By Monday morning the weekend body count had risen to nineteen; the fourteen demonstrators killed in the firing, the boy the Ikhwanis had shot, Musa or Commander Gulrez or whatever the hell he called himself, and three bodies of militants killed in a shoot-out in Ganderbal. Hundreds of thousands of mourners had gathered to carry those nineteen coffins (which included an empty one for the boy whose body had been stolen) on their shoulders to the Martyrs’ Graveyard.

The Governor’s office called to say that it would not be advisable for us to attempt to return to the city until the following day.

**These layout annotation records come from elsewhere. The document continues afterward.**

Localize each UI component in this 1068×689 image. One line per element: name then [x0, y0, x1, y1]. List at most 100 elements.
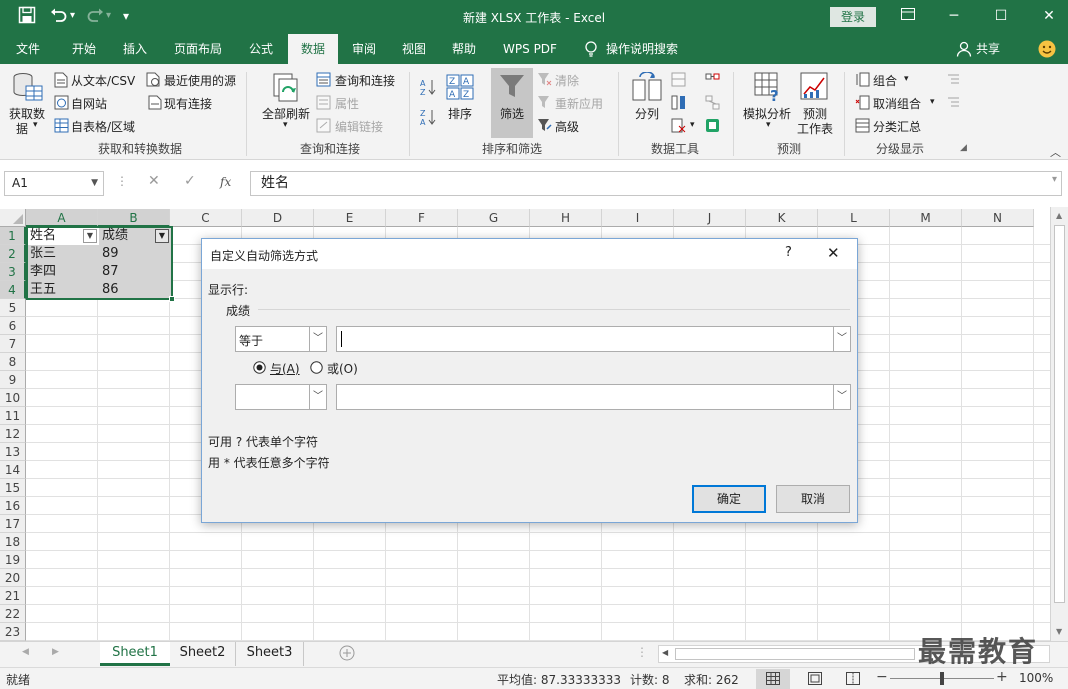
formula-input[interactable]: 姓名 — [250, 171, 1062, 196]
tab-insert[interactable]: 插入 — [111, 34, 159, 64]
scroll-up-icon[interactable]: ▲ — [1056, 211, 1062, 220]
dialog-launcher-icon[interactable]: ◢ — [960, 143, 967, 153]
or-radio[interactable] — [310, 361, 323, 377]
forecast-sheet-button-line2[interactable]: 工作表 — [797, 120, 833, 137]
page-break-view-icon[interactable] — [846, 672, 860, 688]
cell-b4[interactable]: 86 — [99, 281, 119, 299]
advanced-button[interactable]: 高级 — [555, 118, 579, 135]
sort-az-icon[interactable]: AZ — [420, 78, 436, 97]
page-layout-view-icon[interactable] — [808, 672, 822, 688]
tab-formulas[interactable]: 公式 — [238, 34, 284, 64]
tab-home[interactable]: 开始 — [60, 34, 108, 64]
minimize-icon[interactable]: ─ — [941, 4, 967, 28]
filter-active-dropdown-icon[interactable]: ▼ — [155, 229, 169, 243]
ungroup-button[interactable]: 取消组合 — [873, 95, 921, 112]
row-header-15[interactable]: 15 — [0, 479, 26, 497]
column-header-c[interactable]: C — [170, 209, 242, 227]
show-detail-icon[interactable] — [945, 72, 961, 88]
cell-b2[interactable]: 89 — [99, 245, 119, 263]
from-table-range-button[interactable]: 自表格/区域 — [71, 118, 135, 135]
tab-data[interactable]: 数据 — [288, 34, 338, 64]
sheet-tab-sheet2[interactable]: Sheet2 — [170, 642, 236, 666]
row-header-7[interactable]: 7 — [0, 335, 26, 353]
row-header-2[interactable]: 2 — [0, 245, 26, 263]
remove-duplicates-icon[interactable] — [671, 95, 687, 111]
row-header-3[interactable]: 3 — [0, 263, 26, 281]
recent-sources-button[interactable]: 最近使用的源 — [164, 72, 236, 89]
filter-button[interactable]: 筛选 — [500, 105, 524, 122]
zoom-level[interactable]: 100% — [1019, 671, 1053, 685]
tab-wps-pdf[interactable]: WPS PDF — [496, 34, 564, 64]
cell-a3[interactable]: 李四 — [27, 263, 56, 281]
insert-function-icon[interactable]: fx — [220, 175, 231, 189]
normal-view-icon[interactable] — [766, 672, 780, 688]
column-header-g[interactable]: G — [458, 209, 530, 227]
data-validation-icon[interactable] — [671, 118, 687, 134]
flash-fill-icon[interactable] — [671, 72, 687, 88]
existing-connections-button[interactable]: 现有连接 — [164, 95, 212, 112]
fill-handle[interactable] — [169, 296, 175, 302]
cell-a2[interactable]: 张三 — [27, 245, 56, 263]
row-header-10[interactable]: 10 — [0, 389, 26, 407]
cell-a4[interactable]: 王五 — [27, 281, 56, 299]
smiley-feedback-icon[interactable] — [1038, 40, 1056, 61]
sort-button[interactable]: 排序 — [448, 105, 472, 122]
next-sheet-icon[interactable]: ▶ — [52, 647, 59, 657]
row-header-14[interactable]: 14 — [0, 461, 26, 479]
share-button[interactable]: 共享 — [974, 34, 1002, 64]
ribbon-display-options-icon[interactable] — [895, 4, 921, 28]
row-header-6[interactable]: 6 — [0, 317, 26, 335]
column-header-m[interactable]: M — [890, 209, 962, 227]
and-radio[interactable] — [253, 361, 266, 377]
sheet-tab-sheet1[interactable]: Sheet1 — [100, 642, 170, 666]
row-header-9[interactable]: 9 — [0, 371, 26, 389]
vertical-scroll-thumb[interactable] — [1054, 225, 1065, 603]
row-header-18[interactable]: 18 — [0, 533, 26, 551]
operator2-select[interactable]: ﹀ — [235, 384, 327, 410]
row-header-11[interactable]: 11 — [0, 407, 26, 425]
expand-formula-bar-icon[interactable]: ▾ — [1052, 174, 1057, 185]
row-header-8[interactable]: 8 — [0, 353, 26, 371]
data-model-icon[interactable] — [705, 118, 721, 134]
column-header-k[interactable]: K — [746, 209, 818, 227]
zoom-slider-thumb[interactable] — [940, 672, 944, 685]
column-header-b[interactable]: B — [98, 209, 170, 227]
scroll-down-icon[interactable]: ▼ — [1056, 627, 1062, 636]
consolidate-icon[interactable] — [705, 72, 721, 88]
operator1-select[interactable]: 等于 ﹀ — [235, 326, 327, 352]
zoom-out-icon[interactable]: − — [876, 669, 888, 685]
cell-b1[interactable]: 成绩 — [99, 227, 128, 245]
column-header-i[interactable]: I — [602, 209, 674, 227]
zoom-in-icon[interactable]: + — [996, 669, 1008, 685]
row-header-19[interactable]: 19 — [0, 551, 26, 569]
ok-button[interactable]: 确定 — [692, 485, 766, 513]
row-header-17[interactable]: 17 — [0, 515, 26, 533]
cancel-button[interactable]: 取消 — [776, 485, 850, 513]
select-all-corner[interactable] — [0, 209, 26, 227]
sheet-tab-sheet3[interactable]: Sheet3 — [236, 642, 304, 666]
count-status[interactable]: 计数: 8 — [630, 671, 670, 688]
tab-view[interactable]: 视图 — [392, 34, 436, 64]
relationships-icon[interactable] — [705, 95, 721, 111]
row-header-5[interactable]: 5 — [0, 299, 26, 317]
close-window-icon[interactable]: ✕ — [1036, 4, 1062, 28]
tab-split-handle-icon[interactable]: ⋮ — [636, 645, 648, 659]
row-header-20[interactable]: 20 — [0, 569, 26, 587]
row-header-4[interactable]: 4 — [0, 281, 26, 299]
value2-combobox[interactable]: ﹀ — [336, 384, 851, 410]
dialog-close-icon[interactable]: ✕ — [827, 244, 840, 262]
column-header-e[interactable]: E — [314, 209, 386, 227]
cell-b3[interactable]: 87 — [99, 263, 119, 281]
row-header-21[interactable]: 21 — [0, 587, 26, 605]
row-header-16[interactable]: 16 — [0, 497, 26, 515]
and-label[interactable]: 与(A) — [270, 360, 300, 377]
subtotal-button[interactable]: 分类汇总 — [873, 118, 921, 135]
cell-a1[interactable]: 姓名 — [27, 227, 56, 245]
tab-file[interactable]: 文件 — [4, 34, 52, 64]
row-header-12[interactable]: 12 — [0, 425, 26, 443]
collapse-ribbon-icon[interactable]: ︿ — [1050, 144, 1061, 160]
confirm-edit-icon[interactable]: ✓ — [184, 173, 196, 189]
login-button[interactable]: 登录 — [830, 7, 876, 27]
from-web-button[interactable]: 自网站 — [71, 95, 107, 112]
row-header-1[interactable]: 1 — [0, 227, 26, 245]
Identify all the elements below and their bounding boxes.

In the afternoon my secretary called:

“Sir, sun lijiye, please listen, sir…”

Sitting on the verandah of the Dachigam Forest Guest House, over birdsong and the sounds of crickets, I heard the reverberating boom of a hundred thousand or more voices raised together calling for freedom: Azadi! Azadi! Azadi! On and on and on. Even on the phone it was unnerving. Quite unlike hearing the Air Marshal shouting slogans in his prison cell. It was as though the city was breathing through a single pair of lungs, swelling like a throat with that urgent, keening cry. I had seen my share of demonstrations by then, and heard more than my share of slogan-shouting in other parts of the country. This was different, this Kashmiri chant. It was more than a political demand. It was an anthem, a hymn, a prayer. The irony was — is — that if you put four Kashmiris in a room and ask them to specify what exactly they mean by Azadi , what exactly are its ideological and geographic contours, they would probably end up slitting each other’s throats. And yet it would be a mistake to chalk this down to confusion. Their problem is not confusion, not really. It’s more like a terrible clarity that exists outside the language of modern geopolitics. All the protagonists on all sides of the conflict, especially us, exploited this fault line mercilessly. It made for a perfect war — a war that can never be won or lost, a war without end.

The chant that I heard on the phone that morning was condensed, distilled passion — and it was as blind and as futile as passion usually is. During those (fortunately short-lived) occasions when it was in full cry, it had the power to cut through the edifice of history and geography, of reason and politics. It had the power to make even the most hardened of us wonder, even if momentarily, what the hell we were doing in Kashmir, governing a people who hated us so viscerally.